Editorial: ‘A summer can last a lifetime’

Israel Dudley’s experience living with a Middlebury family through the Fresh Air Fund is as heart-warming as any story could be. An inner-city youth from Brooklyn, he first came to Vermont as a 11-year-old to live with the Matt and Deborah Dickerson family, who at the time had three sons at their rural home in Bristol.
Israel would spend the next four summers with the Dickerson family, becoming close to his new-found brothers and family. He did all the things the program hopes to provide: learned how to swim, petted farm animals, went fishing with Matthew Dickerson (a computer science professor at Middlebury College), enjoyed biking with Deborah, going to the Addison County Fair and Field Days with the family, and playing football and basketball outside with the Dickerson’s three sons. Add the trips to Burlington to watch Lake Monster’s baseball games and other family outings, and Dudley was introduced to what was a very different way of life.

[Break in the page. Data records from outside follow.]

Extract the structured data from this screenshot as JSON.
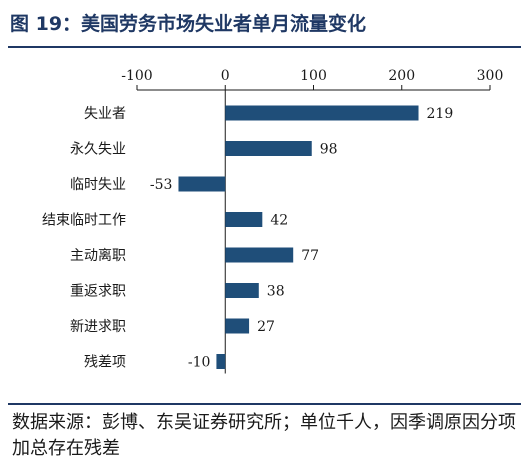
{
  "header": {
    "title": "图 19：美国劳务市场失业者单月流量变化"
  },
  "footer": {
    "source": "数据来源：彭博、东吴证券研究所；单位千人，因季调原因分项加总存在残差"
  },
  "colors": {
    "bar": "#1f4e79",
    "title": "#1f3864",
    "axis": "#1a1a1a"
  },
  "chart_data": {
    "type": "bar",
    "orientation": "horizontal",
    "categories": [
      "失业者",
      "永久失业",
      "临时失业",
      "结束临时工作",
      "主动离职",
      "重返求职",
      "新进求职",
      "残差项"
    ],
    "values": [
      219,
      98,
      -53,
      42,
      77,
      38,
      27,
      -10
    ],
    "xlim": [
      -100,
      300
    ],
    "xticks": [
      -100,
      0,
      100,
      200,
      300
    ],
    "xaxis_position": "top",
    "data_labels": true,
    "grid": false
  }
}
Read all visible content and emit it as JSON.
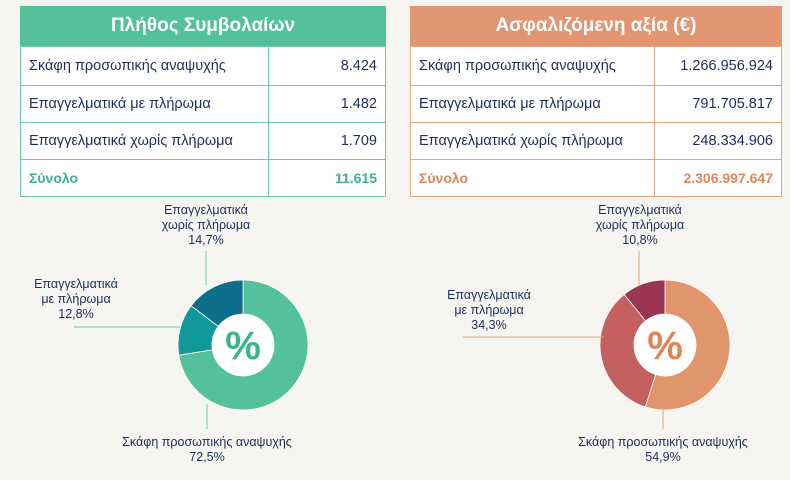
{
  "tables": {
    "contracts": {
      "title": "Πλήθος Συμβολαίων",
      "rows": [
        {
          "label": "Σκάφη προσωπικής αναψυχής",
          "value": "8.424"
        },
        {
          "label": "Επαγγελματικά με πλήρωμα",
          "value": "1.482"
        },
        {
          "label": "Επαγγελματικά χωρίς πλήρωμα",
          "value": "1.709"
        }
      ],
      "total": {
        "label": "Σύνολο",
        "value": "11.615"
      }
    },
    "insured_value": {
      "title": "Ασφαλιζόμενη αξία (€)",
      "rows": [
        {
          "label": "Σκάφη προσωπικής αναψυχής",
          "value": "1.266.956.924"
        },
        {
          "label": "Επαγγελματικά με πλήρωμα",
          "value": "791.705.817"
        },
        {
          "label": "Επαγγελματικά χωρίς πλήρωμα",
          "value": "248.334.906"
        }
      ],
      "total": {
        "label": "Σύνολο",
        "value": "2.306.997.647"
      }
    }
  },
  "center_symbol": "%",
  "colors": {
    "green_header": "#54c19c",
    "orange_header": "#e19570",
    "green_total": "#3db38b",
    "orange_total": "#e08456",
    "text": "#1f2d5a"
  },
  "chart_data": [
    {
      "type": "pie",
      "title": "",
      "slices": [
        {
          "name_lines": [
            "Σκάφη προσωπικής αναψυχής"
          ],
          "value": 72.5,
          "label": "72,5%",
          "color": "#54c19c"
        },
        {
          "name_lines": [
            "Επαγγελματικά",
            "με πλήρωμα"
          ],
          "value": 12.8,
          "label": "12,8%",
          "color": "#11989b"
        },
        {
          "name_lines": [
            "Επαγγελματικά",
            "χωρίς πλήρωμα"
          ],
          "value": 14.7,
          "label": "14,7%",
          "color": "#0f6e8c"
        }
      ],
      "center_color": "#3db38b",
      "leader_color": "#6fcaa8"
    },
    {
      "type": "pie",
      "title": "",
      "slices": [
        {
          "name_lines": [
            "Σκάφη προσωπικής αναψυχής"
          ],
          "value": 54.9,
          "label": "54,9%",
          "color": "#e1956d"
        },
        {
          "name_lines": [
            "Επαγγελματικά",
            "με πλήρωμα"
          ],
          "value": 34.3,
          "label": "34,3%",
          "color": "#c4615e"
        },
        {
          "name_lines": [
            "Επαγγελματικά",
            "χωρίς πλήρωμα"
          ],
          "value": 10.8,
          "label": "10,8%",
          "color": "#9a3553"
        }
      ],
      "center_color": "#e08456",
      "leader_color": "#e6a283"
    }
  ]
}
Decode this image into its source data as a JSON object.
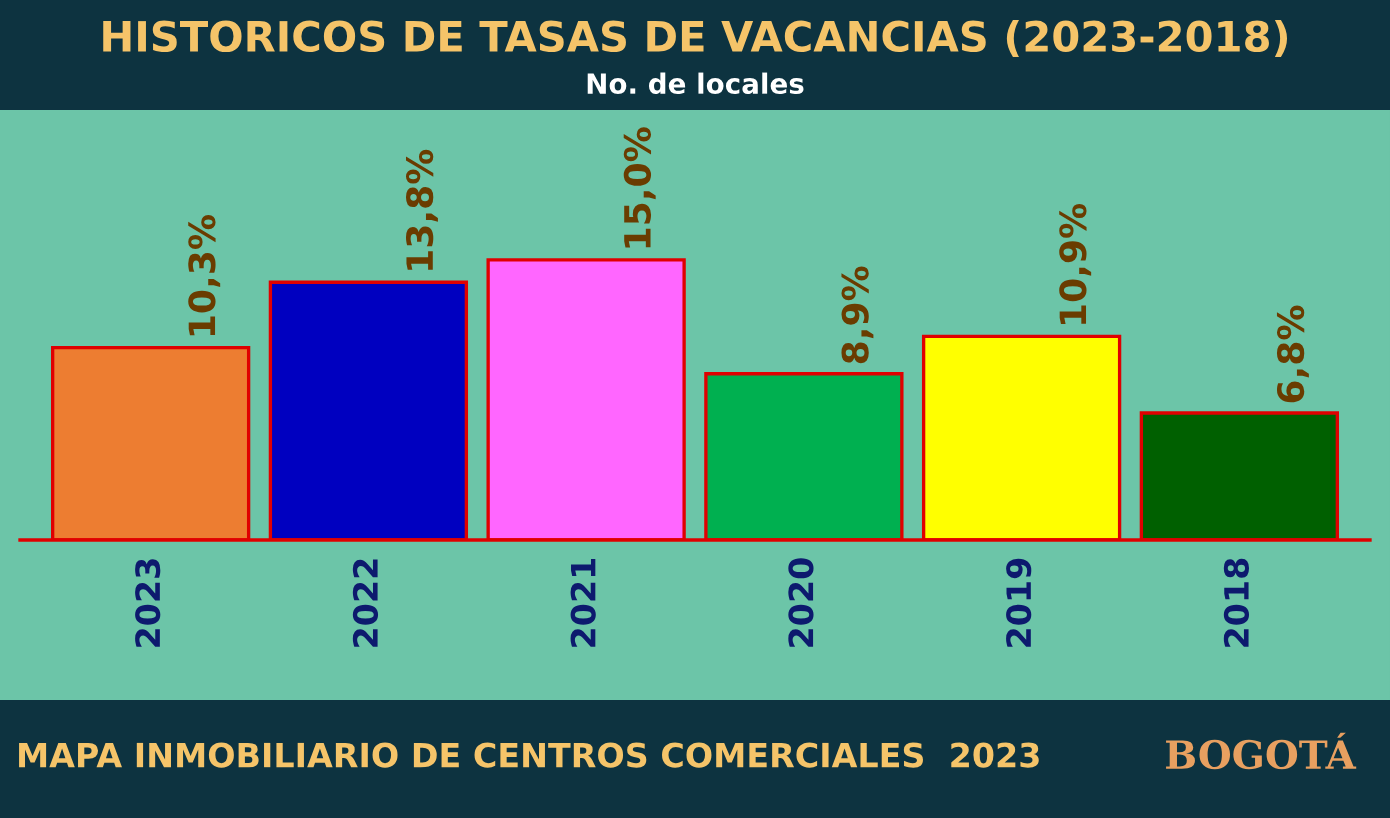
{
  "chart_data": {
    "type": "bar",
    "title": "HISTORICOS DE TASAS DE VACANCIAS (2023-2018)",
    "subtitle": "No. de locales",
    "categories": [
      "2023",
      "2022",
      "2021",
      "2020",
      "2019",
      "2018"
    ],
    "values": [
      10.3,
      13.8,
      15.0,
      8.9,
      10.9,
      6.8
    ],
    "value_labels": [
      "10,3%",
      "13,8%",
      "15,0%",
      "8,9%",
      "10,9%",
      "6,8%"
    ],
    "colors": [
      "#ed7d31",
      "#0000c0",
      "#ff66ff",
      "#00b050",
      "#ffff00",
      "#006000"
    ],
    "annotations": [
      "MAPA INMOBILIARIO DE CENTROS COMERCIALES  2023",
      "BOGOTÁ"
    ],
    "tick_labels": "x",
    "grid": false,
    "legend": false
  }
}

“There’s just a lot going on (in Brooklyn),” he recalled in the story that starts on Page 1 in today’s Addison Independent. “When I was growing up the things that I saw were drug deals, alcohol, violence, things like that … Things were different in Vermont.”

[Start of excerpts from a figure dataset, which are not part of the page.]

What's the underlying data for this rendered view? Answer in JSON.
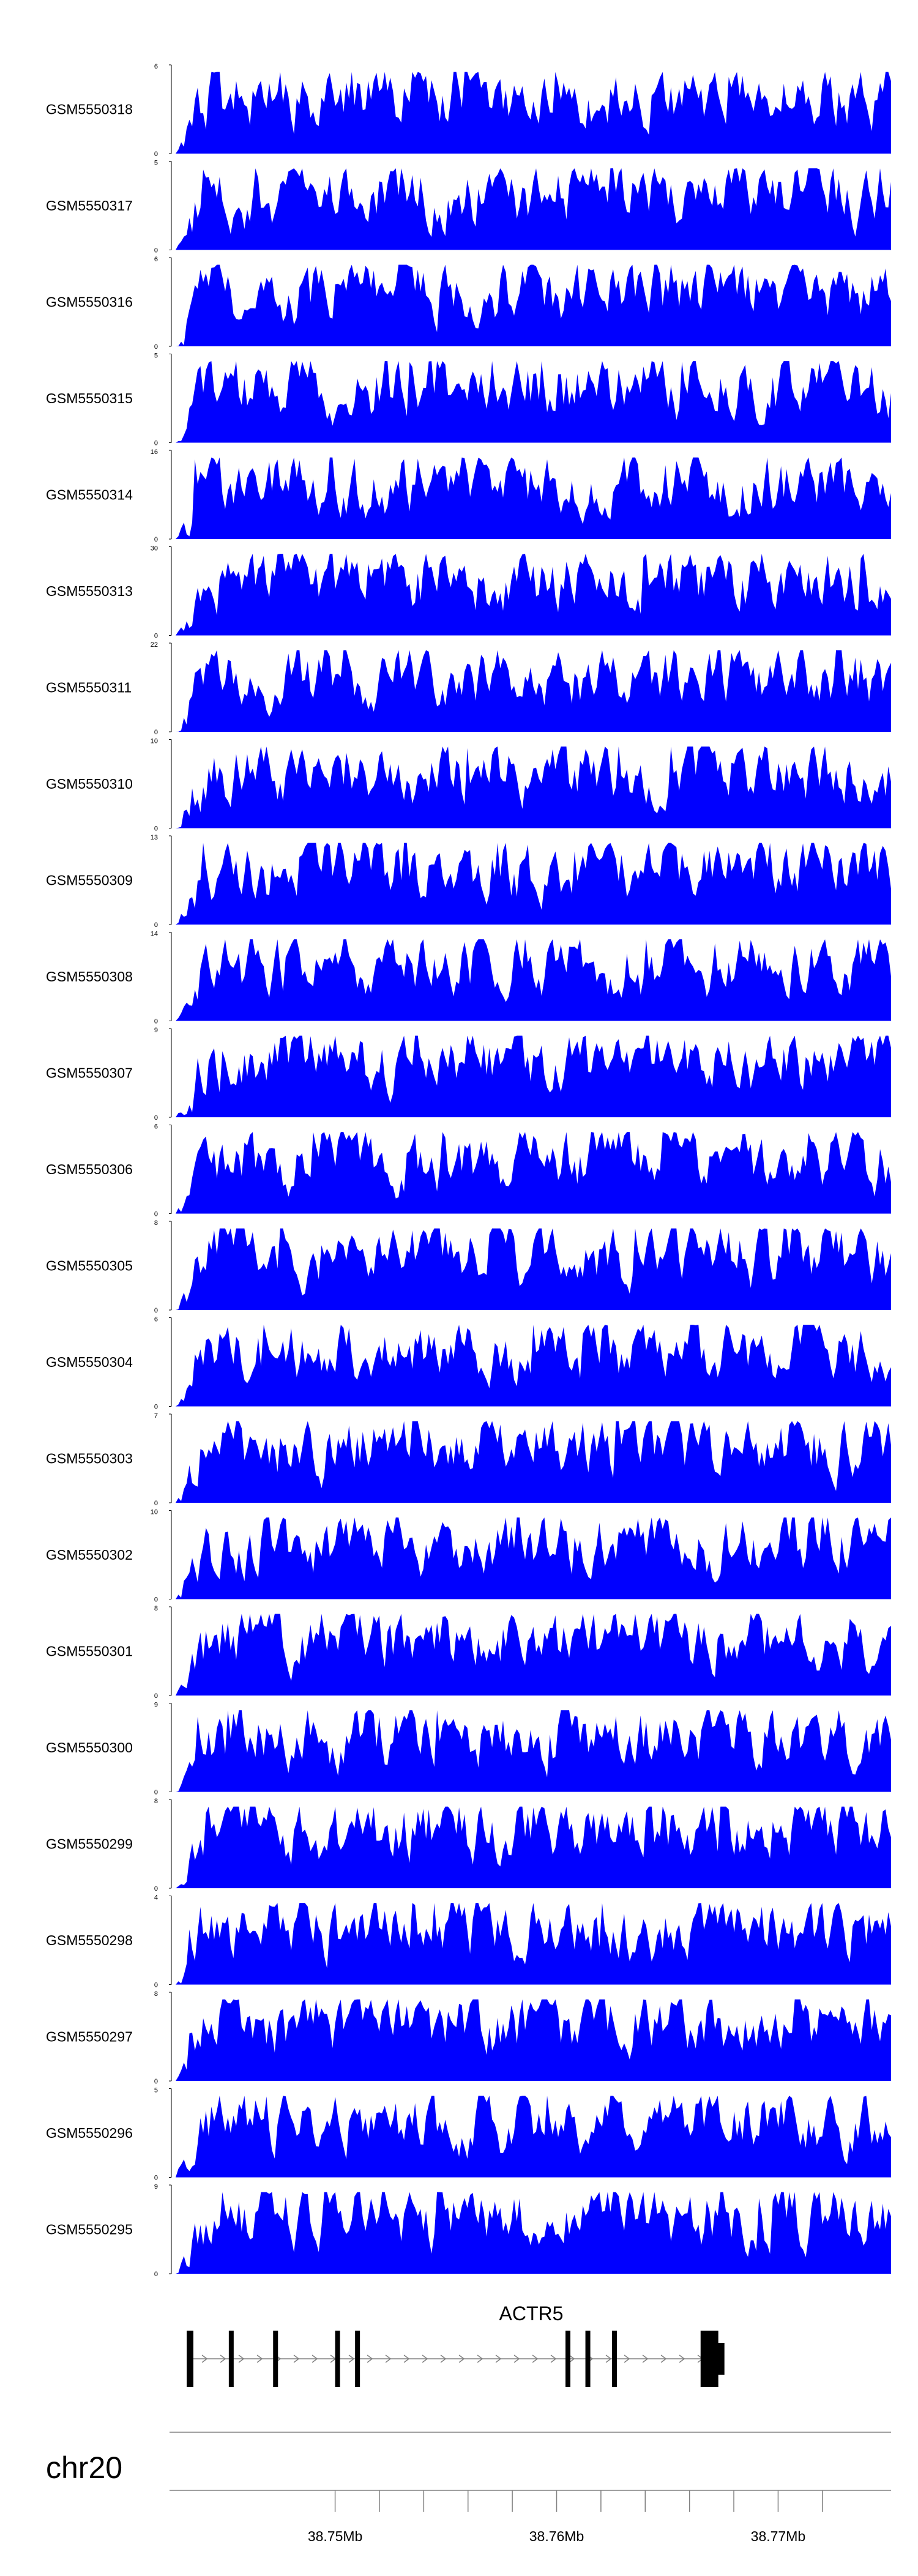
{
  "chart_data": {
    "type": "area",
    "fill_color": "#0000ff",
    "x_unit": "Mb",
    "x_range": [
      38.7428,
      38.7751
    ],
    "tracks": [
      {
        "name": "GSM5550318",
        "ymax": 6
      },
      {
        "name": "GSM5550317",
        "ymax": 5
      },
      {
        "name": "GSM5550316",
        "ymax": 6
      },
      {
        "name": "GSM5550315",
        "ymax": 5
      },
      {
        "name": "GSM5550314",
        "ymax": 16
      },
      {
        "name": "GSM5550313",
        "ymax": 30
      },
      {
        "name": "GSM5550311",
        "ymax": 22
      },
      {
        "name": "GSM5550310",
        "ymax": 10
      },
      {
        "name": "GSM5550309",
        "ymax": 13
      },
      {
        "name": "GSM5550308",
        "ymax": 14
      },
      {
        "name": "GSM5550307",
        "ymax": 9
      },
      {
        "name": "GSM5550306",
        "ymax": 6
      },
      {
        "name": "GSM5550305",
        "ymax": 8
      },
      {
        "name": "GSM5550304",
        "ymax": 6
      },
      {
        "name": "GSM5550303",
        "ymax": 7
      },
      {
        "name": "GSM5550302",
        "ymax": 10
      },
      {
        "name": "GSM5550301",
        "ymax": 8
      },
      {
        "name": "GSM5550300",
        "ymax": 9
      },
      {
        "name": "GSM5550299",
        "ymax": 8
      },
      {
        "name": "GSM5550298",
        "ymax": 4
      },
      {
        "name": "GSM5550297",
        "ymax": 8
      },
      {
        "name": "GSM5550296",
        "ymax": 5
      },
      {
        "name": "GSM5550295",
        "ymax": 9
      }
    ],
    "gene": {
      "name": "ACTR5",
      "strand": "+",
      "exons_mb": [
        [
          38.7433,
          38.7436
        ],
        [
          38.7452,
          38.7454
        ],
        [
          38.7472,
          38.7474
        ],
        [
          38.75,
          38.7502
        ],
        [
          38.7509,
          38.7511
        ],
        [
          38.7604,
          38.7605
        ],
        [
          38.7613,
          38.7615
        ],
        [
          38.7625,
          38.7626
        ],
        [
          38.7665,
          38.7673
        ]
      ]
    },
    "chromosome": "chr20",
    "x_ticks_mb": [
      38.75,
      38.752,
      38.754,
      38.756,
      38.758,
      38.76,
      38.762,
      38.764,
      38.766,
      38.768,
      38.77,
      38.772
    ],
    "x_tick_labels": [
      {
        "value": 38.75,
        "label": "38.75Mb"
      },
      {
        "value": 38.76,
        "label": "38.76Mb"
      },
      {
        "value": 38.77,
        "label": "38.77Mb"
      }
    ]
  }
}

Years later and now 26, Dudley will be a senior at Castleton University next year majoring in psychology, and he still considers the Dickerson’s family. To add emphasis to that statement, this past February he served as best man at one of the Dickerson’s son’s wedding.
This summer Dudley is in Manhattan working as a communications intern with the Fresh Air Fund, which has brought his connection to the Dickerson’s into clear focus. “The tagline of the Fresh Air Fund right now is ‘Because a summer can last a lifetime,’” Dudley said. “When I look at my relationships with the Dickersons, the relationships that I have formed over the years with the parents and the brothers, that’s exactly what that message captures: relationships that have lasted a lifetime, and I’m so grateful for that.”
As for the Dickerson family, Matthew summed up what the program also brings to host families. “I think we maybe benefitted more than he did from getting to know him, learning from his experiences and seeing his generosity and his good character, his ability to enjoy life, to not be dependent on a lot of possessions to be able to enjoy things.”